Netanyahu and Barak are telling stories and making promises

Netanyahu says he's the only one who can lead the Likud Party to a win, when in fact he only won twice and the rest of his terms were a mastery of coalition-compiling maneuvers, not of winning; Barak says he's the only one who can beat Netanyahu, when he was only able to do it once, while others also had.

As the September elections near, Ehud Barak tells us that he is the only one able to beat Netanyahu. Netanyahu, on the other hand, tells us he is the only one who can lead the Likud Party to victory. Never mind the facts.

 

 

Indeed, in 1999, when Israel voted for prime minister when direct elections were used, Barak beat Netanyahu big time with 56 to 44 percent support.
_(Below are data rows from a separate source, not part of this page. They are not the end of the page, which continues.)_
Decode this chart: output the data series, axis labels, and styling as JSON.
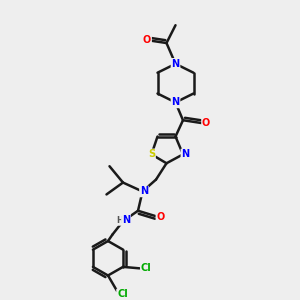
{
  "bg_color": "#eeeeee",
  "bond_color": "#1a1a1a",
  "bond_width": 1.8,
  "atom_colors": {
    "N": "#0000ff",
    "O": "#ff0000",
    "S": "#cccc00",
    "Cl": "#00aa00",
    "C": "#1a1a1a",
    "H": "#555555"
  },
  "figsize": [
    3.0,
    3.0
  ],
  "dpi": 100
}
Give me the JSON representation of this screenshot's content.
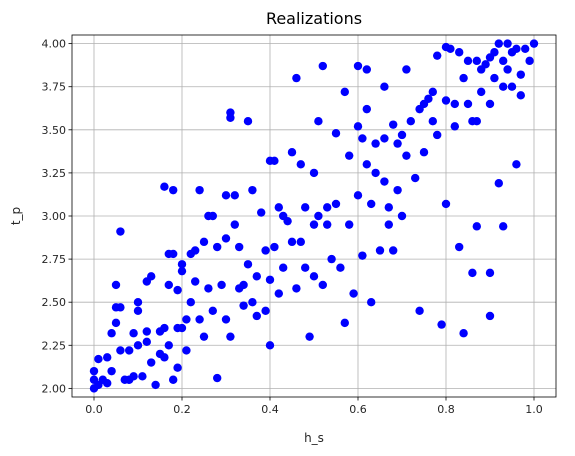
{
  "chart_data": {
    "type": "scatter",
    "title": "Realizations",
    "xlabel": "h_s",
    "ylabel": "t_p",
    "xlim": [
      -0.05,
      1.05
    ],
    "ylim": [
      1.95,
      4.05
    ],
    "xticks": [
      0.0,
      0.2,
      0.4,
      0.6,
      0.8,
      1.0
    ],
    "xtick_labels": [
      "0.0",
      "0.2",
      "0.4",
      "0.6",
      "0.8",
      "1.0"
    ],
    "yticks": [
      2.0,
      2.25,
      2.5,
      2.75,
      3.0,
      3.25,
      3.5,
      3.75,
      4.0
    ],
    "ytick_labels": [
      "2.00",
      "2.25",
      "2.50",
      "2.75",
      "3.00",
      "3.25",
      "3.50",
      "3.75",
      "4.00"
    ],
    "grid": true,
    "marker_color": "#0000ff",
    "points": [
      [
        0.0,
        2.0
      ],
      [
        0.0,
        2.05
      ],
      [
        0.0,
        2.1
      ],
      [
        0.01,
        2.17
      ],
      [
        0.01,
        2.02
      ],
      [
        0.02,
        2.05
      ],
      [
        0.03,
        2.03
      ],
      [
        0.03,
        2.18
      ],
      [
        0.04,
        2.32
      ],
      [
        0.04,
        2.1
      ],
      [
        0.05,
        2.38
      ],
      [
        0.05,
        2.47
      ],
      [
        0.05,
        2.6
      ],
      [
        0.06,
        2.91
      ],
      [
        0.06,
        2.47
      ],
      [
        0.06,
        2.22
      ],
      [
        0.07,
        2.05
      ],
      [
        0.08,
        2.05
      ],
      [
        0.08,
        2.22
      ],
      [
        0.09,
        2.07
      ],
      [
        0.09,
        2.32
      ],
      [
        0.1,
        2.5
      ],
      [
        0.1,
        2.45
      ],
      [
        0.1,
        2.25
      ],
      [
        0.11,
        2.07
      ],
      [
        0.12,
        2.33
      ],
      [
        0.12,
        2.62
      ],
      [
        0.12,
        2.27
      ],
      [
        0.13,
        2.65
      ],
      [
        0.13,
        2.15
      ],
      [
        0.14,
        2.02
      ],
      [
        0.15,
        2.2
      ],
      [
        0.15,
        2.33
      ],
      [
        0.16,
        3.17
      ],
      [
        0.16,
        2.35
      ],
      [
        0.16,
        2.18
      ],
      [
        0.17,
        2.78
      ],
      [
        0.17,
        2.6
      ],
      [
        0.17,
        2.25
      ],
      [
        0.18,
        2.05
      ],
      [
        0.18,
        3.15
      ],
      [
        0.18,
        2.78
      ],
      [
        0.19,
        2.57
      ],
      [
        0.19,
        2.35
      ],
      [
        0.19,
        2.12
      ],
      [
        0.2,
        2.35
      ],
      [
        0.2,
        2.68
      ],
      [
        0.2,
        2.72
      ],
      [
        0.21,
        2.22
      ],
      [
        0.21,
        2.4
      ],
      [
        0.22,
        2.78
      ],
      [
        0.22,
        2.5
      ],
      [
        0.23,
        2.8
      ],
      [
        0.23,
        2.62
      ],
      [
        0.24,
        3.15
      ],
      [
        0.24,
        2.4
      ],
      [
        0.25,
        2.85
      ],
      [
        0.25,
        2.3
      ],
      [
        0.26,
        3.0
      ],
      [
        0.26,
        2.58
      ],
      [
        0.27,
        3.0
      ],
      [
        0.27,
        2.45
      ],
      [
        0.28,
        2.06
      ],
      [
        0.28,
        2.82
      ],
      [
        0.29,
        2.6
      ],
      [
        0.3,
        2.87
      ],
      [
        0.3,
        3.12
      ],
      [
        0.3,
        2.4
      ],
      [
        0.31,
        3.6
      ],
      [
        0.31,
        3.57
      ],
      [
        0.31,
        2.3
      ],
      [
        0.32,
        3.12
      ],
      [
        0.32,
        2.95
      ],
      [
        0.33,
        2.58
      ],
      [
        0.33,
        2.82
      ],
      [
        0.34,
        2.48
      ],
      [
        0.34,
        2.6
      ],
      [
        0.35,
        3.55
      ],
      [
        0.35,
        2.72
      ],
      [
        0.36,
        2.5
      ],
      [
        0.36,
        3.15
      ],
      [
        0.37,
        2.65
      ],
      [
        0.37,
        2.42
      ],
      [
        0.38,
        3.02
      ],
      [
        0.39,
        2.45
      ],
      [
        0.39,
        2.8
      ],
      [
        0.4,
        3.32
      ],
      [
        0.4,
        2.25
      ],
      [
        0.4,
        2.63
      ],
      [
        0.41,
        3.32
      ],
      [
        0.41,
        2.82
      ],
      [
        0.42,
        2.55
      ],
      [
        0.42,
        3.05
      ],
      [
        0.43,
        3.0
      ],
      [
        0.43,
        2.7
      ],
      [
        0.44,
        2.97
      ],
      [
        0.45,
        3.37
      ],
      [
        0.45,
        2.85
      ],
      [
        0.46,
        3.8
      ],
      [
        0.46,
        2.58
      ],
      [
        0.47,
        3.3
      ],
      [
        0.47,
        2.85
      ],
      [
        0.48,
        3.05
      ],
      [
        0.48,
        2.7
      ],
      [
        0.49,
        2.3
      ],
      [
        0.5,
        3.25
      ],
      [
        0.5,
        2.95
      ],
      [
        0.5,
        2.65
      ],
      [
        0.51,
        3.55
      ],
      [
        0.51,
        3.0
      ],
      [
        0.52,
        3.87
      ],
      [
        0.52,
        2.6
      ],
      [
        0.53,
        2.95
      ],
      [
        0.53,
        3.05
      ],
      [
        0.54,
        2.75
      ],
      [
        0.55,
        3.48
      ],
      [
        0.55,
        3.07
      ],
      [
        0.56,
        2.7
      ],
      [
        0.57,
        3.72
      ],
      [
        0.57,
        2.38
      ],
      [
        0.58,
        3.35
      ],
      [
        0.58,
        2.95
      ],
      [
        0.59,
        2.55
      ],
      [
        0.6,
        3.87
      ],
      [
        0.6,
        3.52
      ],
      [
        0.6,
        3.12
      ],
      [
        0.61,
        3.45
      ],
      [
        0.61,
        2.77
      ],
      [
        0.62,
        3.85
      ],
      [
        0.62,
        3.62
      ],
      [
        0.62,
        3.3
      ],
      [
        0.63,
        2.5
      ],
      [
        0.63,
        3.07
      ],
      [
        0.64,
        3.42
      ],
      [
        0.64,
        3.25
      ],
      [
        0.65,
        2.8
      ],
      [
        0.66,
        3.75
      ],
      [
        0.66,
        3.45
      ],
      [
        0.66,
        3.2
      ],
      [
        0.67,
        3.05
      ],
      [
        0.67,
        2.95
      ],
      [
        0.68,
        3.53
      ],
      [
        0.68,
        2.8
      ],
      [
        0.69,
        3.42
      ],
      [
        0.69,
        3.15
      ],
      [
        0.7,
        3.47
      ],
      [
        0.7,
        3.0
      ],
      [
        0.71,
        3.85
      ],
      [
        0.71,
        3.35
      ],
      [
        0.72,
        3.55
      ],
      [
        0.73,
        3.22
      ],
      [
        0.74,
        3.62
      ],
      [
        0.74,
        2.45
      ],
      [
        0.75,
        3.65
      ],
      [
        0.75,
        3.37
      ],
      [
        0.76,
        3.68
      ],
      [
        0.77,
        3.72
      ],
      [
        0.77,
        3.55
      ],
      [
        0.78,
        3.93
      ],
      [
        0.78,
        3.47
      ],
      [
        0.79,
        2.37
      ],
      [
        0.8,
        3.98
      ],
      [
        0.8,
        3.67
      ],
      [
        0.8,
        3.07
      ],
      [
        0.81,
        3.97
      ],
      [
        0.82,
        3.52
      ],
      [
        0.82,
        3.65
      ],
      [
        0.83,
        3.95
      ],
      [
        0.83,
        2.82
      ],
      [
        0.84,
        3.8
      ],
      [
        0.84,
        2.32
      ],
      [
        0.85,
        3.65
      ],
      [
        0.85,
        3.9
      ],
      [
        0.86,
        3.55
      ],
      [
        0.86,
        2.67
      ],
      [
        0.87,
        3.9
      ],
      [
        0.87,
        3.55
      ],
      [
        0.87,
        2.94
      ],
      [
        0.88,
        3.85
      ],
      [
        0.88,
        3.72
      ],
      [
        0.89,
        3.88
      ],
      [
        0.9,
        3.92
      ],
      [
        0.9,
        3.65
      ],
      [
        0.9,
        2.67
      ],
      [
        0.9,
        2.42
      ],
      [
        0.91,
        3.95
      ],
      [
        0.91,
        3.8
      ],
      [
        0.92,
        4.0
      ],
      [
        0.92,
        3.19
      ],
      [
        0.93,
        3.9
      ],
      [
        0.93,
        3.75
      ],
      [
        0.93,
        2.94
      ],
      [
        0.94,
        4.0
      ],
      [
        0.94,
        3.85
      ],
      [
        0.95,
        3.95
      ],
      [
        0.95,
        3.75
      ],
      [
        0.96,
        3.97
      ],
      [
        0.96,
        3.3
      ],
      [
        0.97,
        3.82
      ],
      [
        0.97,
        3.7
      ],
      [
        0.98,
        3.97
      ],
      [
        0.99,
        3.9
      ],
      [
        1.0,
        4.0
      ]
    ]
  }
}
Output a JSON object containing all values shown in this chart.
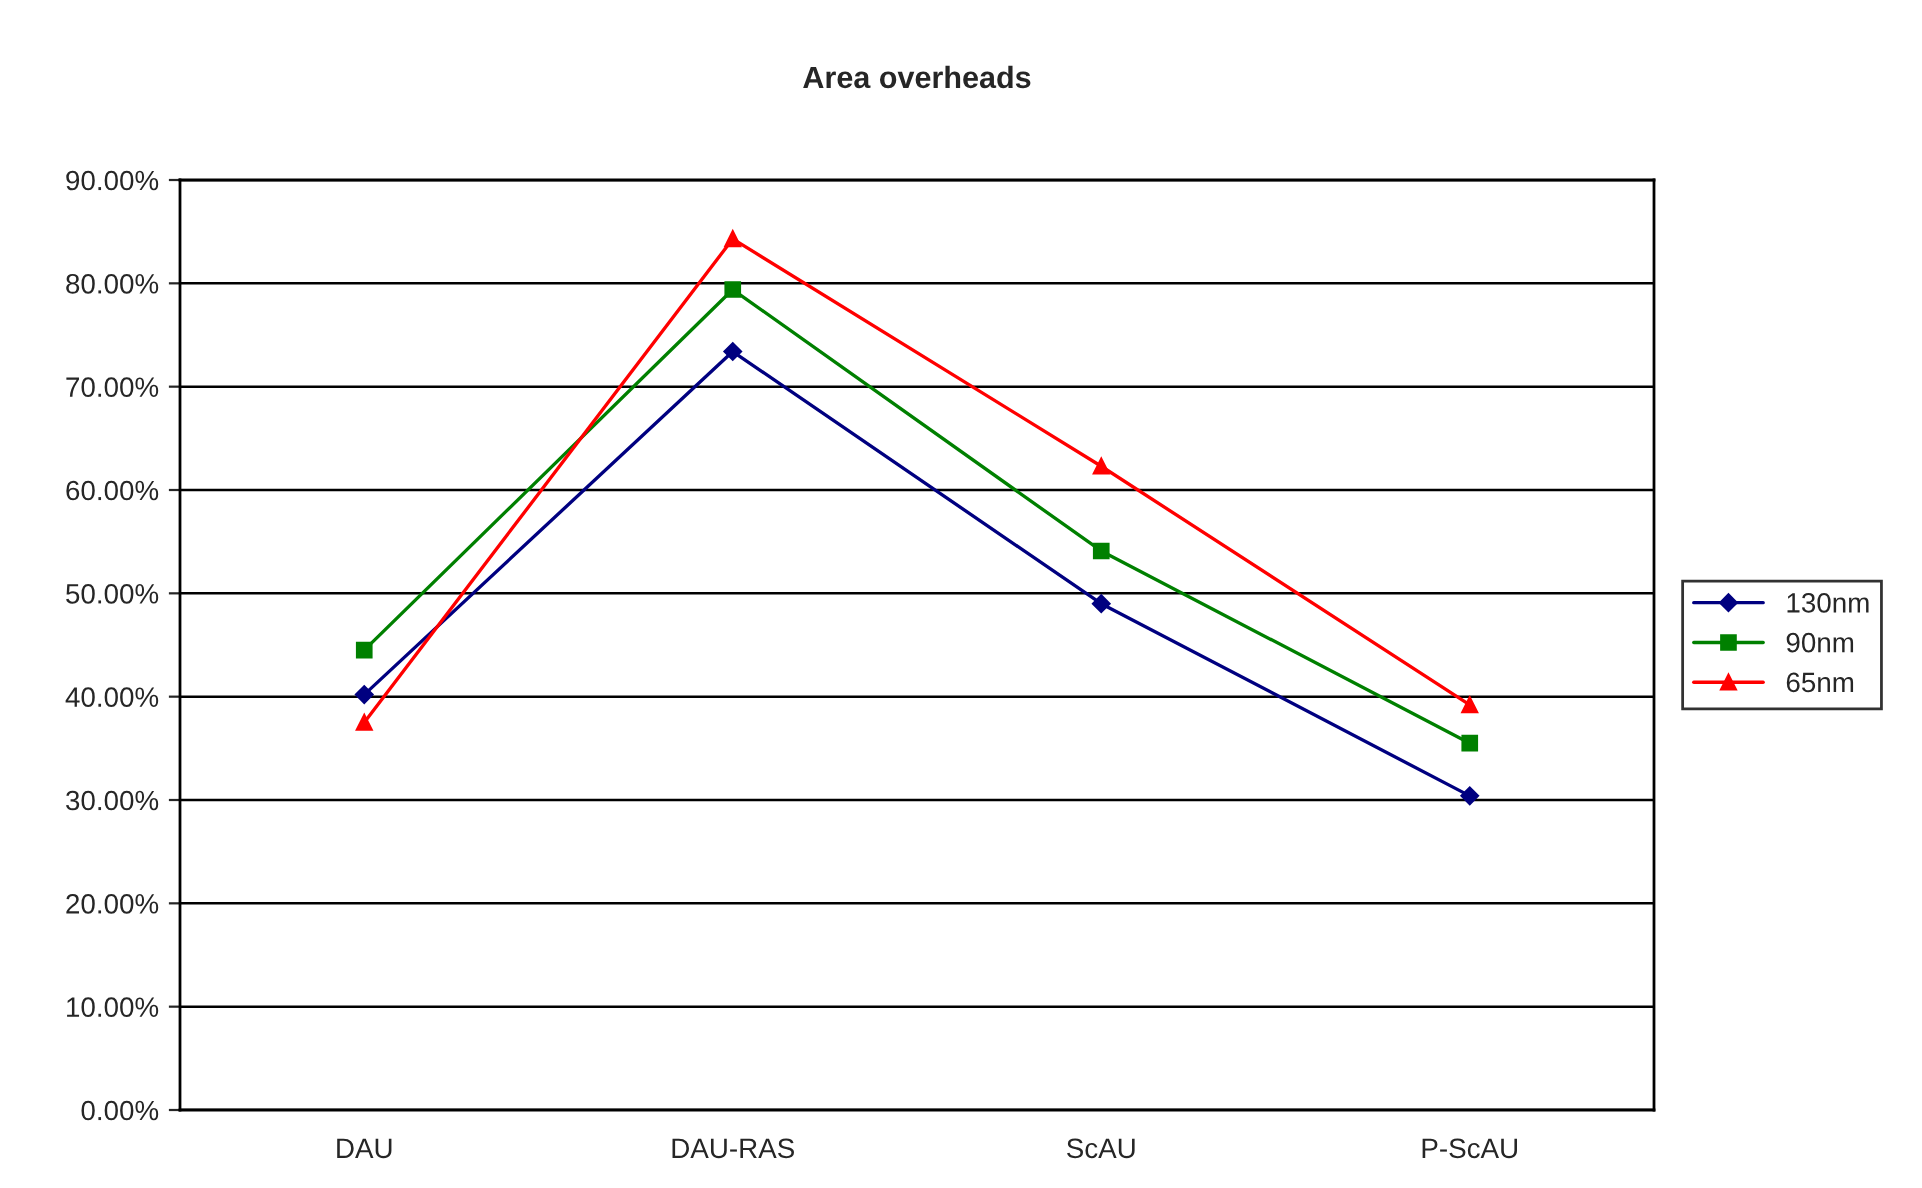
{
  "chart_data": {
    "type": "line",
    "title": "Area overheads",
    "categories": [
      "DAU",
      "DAU-RAS",
      "ScAU",
      "P-ScAU"
    ],
    "series": [
      {
        "name": "130nm",
        "color": "#000080",
        "marker": "diamond",
        "values": [
          40.2,
          73.4,
          49.0,
          30.4
        ]
      },
      {
        "name": "90nm",
        "color": "#008000",
        "marker": "square",
        "values": [
          44.5,
          79.4,
          54.1,
          35.5
        ]
      },
      {
        "name": "65nm",
        "color": "#ff0000",
        "marker": "triangle",
        "values": [
          37.5,
          84.3,
          62.3,
          39.2
        ]
      }
    ],
    "ylim": [
      0,
      90
    ],
    "yticks": [
      {
        "value": 0,
        "label": "0.00%"
      },
      {
        "value": 10,
        "label": "10.00%"
      },
      {
        "value": 20,
        "label": "20.00%"
      },
      {
        "value": 30,
        "label": "30.00%"
      },
      {
        "value": 40,
        "label": "40.00%"
      },
      {
        "value": 50,
        "label": "50.00%"
      },
      {
        "value": 60,
        "label": "60.00%"
      },
      {
        "value": 70,
        "label": "70.00%"
      },
      {
        "value": 80,
        "label": "80.00%"
      },
      {
        "value": 90,
        "label": "90.00%"
      }
    ],
    "grid": "y",
    "legend": "right",
    "line_style": "solid"
  }
}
In the Knesset elections his Labor Party won 26 seats and Netanyahu's Likud only 19 seats.

 

Barak and Netanyahu in 2012 (Photo: EPA)
Barak and Netanyahu in 2012 (Photo: EPA)

 

Back then, ultra-Orthodox Shas was the new power to be reckoned with.

 

But Barak's government lasted less than two years and ended in chaos. In the next direct elections — which were just as flawed for Israeli reality as the previous ones were — Ariel Sharon beat Barak big time, with 62 percent to 37.5 percent.

 

Just like Barak is no magician who can beat Netanyahu in every round, Netanyahu isn't one either. During the last five election rounds, Netanyahu won two, lost two and got a tie in one.

 

Netanyahu lost to Ehud Olmert's Kadima in March 2006. His Likud Party only won 12 seats, while Kadima won 29, and Amir Peretz's Labor won 19 easts. He then lost to Kadima, headed by Tzipi Livni in the 2009 elections: 28 seats to Kadima and 27 to Likud. Barak's Labor got 13 seats. The same guy from the big win of 1999.

 

אהוד ברק בראיון לאולפן (Photo: Avi Mualem)
אהוד ברק בראיון לאולפן (Photo: Avi Mualem)

 

But he did win in 2013, with 31 seats for the Likud, 19 to Yair Lapid's Yesh Atid and 15 to Shelly Yehimovitz's Labor. He also led the Likud to a win in 2015 with 30 seats while Isaac Herzog's Zionist Union got 24.

 

Netanyahu didn't beat Benny Gants and his Blue and White Party this April. His Likud won 35 seats and Blue and White won 35 seats, a perfect tie.

 

We can go on and on. How about 1996, when the Netanyahu-led Union of Right-Wing Parties, then complied of Likud, Gesher and Tzomet, only won 32 seats while the Labor that ran alone, headed by Shimon Peres, got 34 seats?

 

But Peres didn't lead the new government, since he lost on the very first direct elections Israel has known, by a single percent.

 

Shimon Peres, Ehud Olmert, Benjamin Netanyahu and Ehud Barak in 2006 (Photo: GPO)
Shimon Peres, Ehud Olmert, Benjamin Netanyahu and Ehud Barak in 2006 (Photo: GPO)

 

Since then, we've had nine rounds of elections. Bark won one, in 1999. Netanyahu won two, in 2013 and 2015. All the rest were won by other politicians who led the right and center-left blocks.

 

In all nine election campaigns, Netanyahu's Likud won an average of 28 seats, less than a quarter of the Knesset seats. But he was able to put together a coalitions whenever he didn't have the lead.

 

The man seems to be a master of putting together coalitions, not of winning majority of votes. Beating him then, doesn't take a magician.